Let not my readers judge sarcastically of this conjugal conversation, for they must keep in mind that the wife has been raised from a state of solitude, anxiety, and threatened degradation, into the highest walk of life, to be idolised by her husband in the quiet shelter of the domestic circle, and worshipped by the crowd wherever she shows herself in public. Let them likewise keep in mind that the husband, who has the happiness of possessing her entire affection, esteem, and confidence, is no longer young; and although at forty-four a man can scarcely be reckoned elderly, yet Lord Berlington's mind has been prematurely sobered by the misfortunes attending his first thoughtless marriage, and the consequent anxiety arising from his being the youthful father of a delicate, and worse than motherless daughter. Christine's eyes rest upon her baby; she must acknowledge the truth of much that her husband has advanced, but she feels that she is blest to the fullest extent that is permitted to us here below; so, finding herself unequal to argue longer upon a point which she knows he will not yield, and the other members of the party having awakened to a rather noisy demonstration of sociability and mirth, she thinks that it will be as well to break up the têteà-tête, and go to the rescue of Emmeline, who, pinioned by Guy upon the sofa, is obliged to submit to the tyranny of little Algernon.
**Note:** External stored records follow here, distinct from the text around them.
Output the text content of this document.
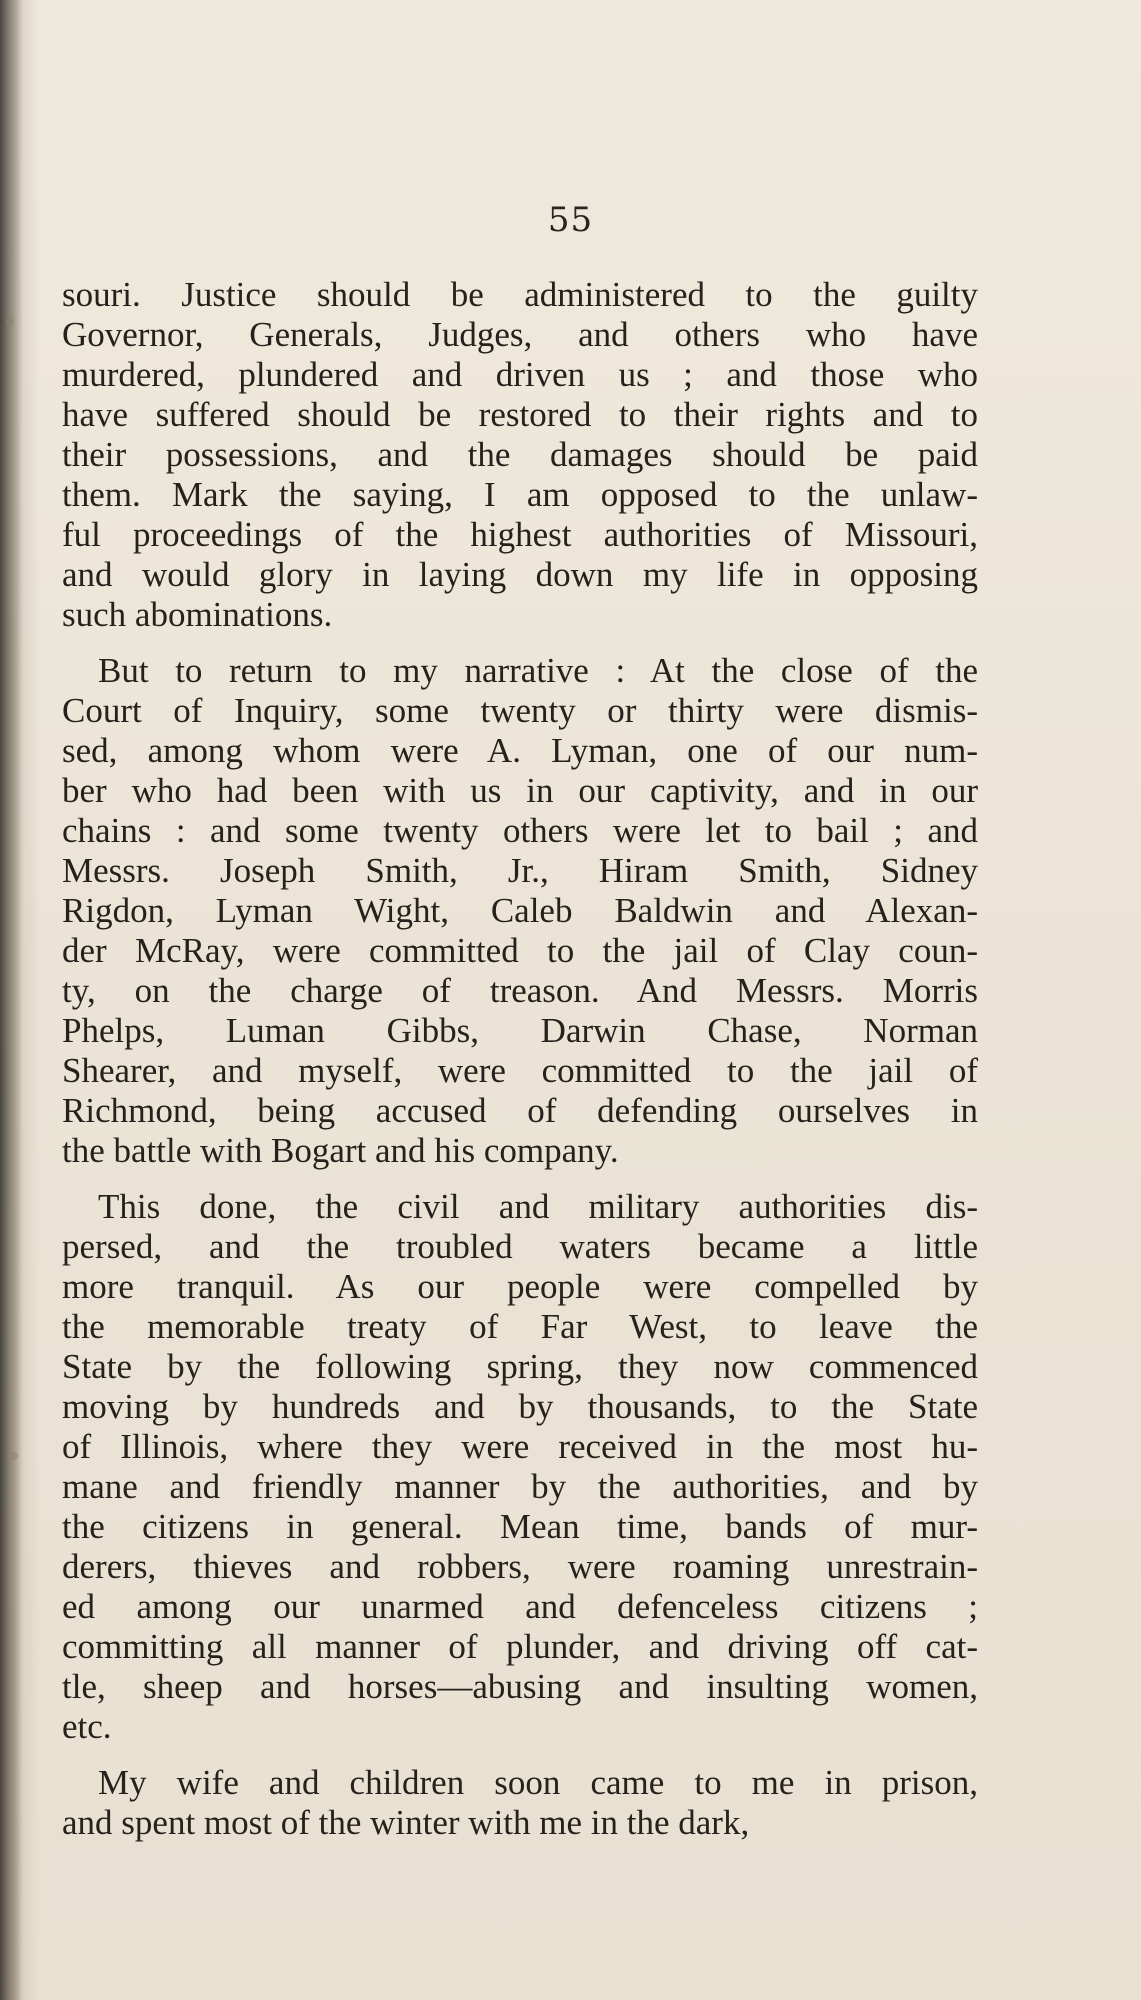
55
souri. Justice should be administered to the guilty
Governor, Generals, Judges, and others who have
murdered, plundered and driven us ; and those who
have suffered should be restored to their rights and to
their possessions, and the damages should be paid
them. Mark the saying, I am opposed to the unlaw-
ful proceedings of the highest authorities of Missouri,
and would glory in laying down my life in opposing
such abominations.
But to return to my narrative : At the close of the
Court of Inquiry, some twenty or thirty were dismis-
sed, among whom were A. Lyman, one of our num-
ber who had been with us in our captivity, and in our
chains : and some twenty others were let to bail ; and
Messrs. Joseph Smith, Jr., Hiram Smith, Sidney
Rigdon, Lyman Wight, Caleb Baldwin and Alexan-
der McRay, were committed to the jail of Clay coun-
ty, on the charge of treason. And Messrs. Morris
Phelps, Luman Gibbs, Darwin Chase, Norman
Shearer, and myself, were committed to the jail of
Richmond, being accused of defending ourselves in
the battle with Bogart and his company.
This done, the civil and military authorities dis-
persed, and the troubled waters became a little
more tranquil. As our people were compelled by
the memorable treaty of Far West, to leave the
State by the following spring, they now commenced
moving by hundreds and by thousands, to the State
of Illinois, where they were received in the most hu-
mane and friendly manner by the authorities, and by
the citizens in general. Mean time, bands of mur-
derers, thieves and robbers, were roaming unrestrain-
ed among our unarmed and defenceless citizens ;
committing all manner of plunder, and driving off cat-
tle, sheep and horses—abusing and insulting women,
etc.
My wife and children soon came to me in prison,
and spent most of the winter with me in the dark,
She therefore takes the part of a politic wife, and, laying her hand softly on her adoring husband's arm, says, with a sly smile, "Sia come vuole, caro marito mio."*
Adieu fair Christine, thou child of beauty, genius, and heart! Adieu brave, generous, wife-tormenting Guy! Adieu to the noble master of the mansion, the happy Emmeline, the gentle Mrs. Mordaunt, the cheerful old admiral! And with them adieu to the attached and benevolent Nanny, carrying off the little girls to bed; to Mr. Macintosh, snapping his fingers, to the great delight of Cecil and Algernon; to his good-natured wife and Lizzie, engaged in petting the fat lazy fellows Turk and Bijou! "To each and all a fair good night !" May many, many a merry Christmas again reunite the happy family circle around the hospitable hearth of Berlington Castle.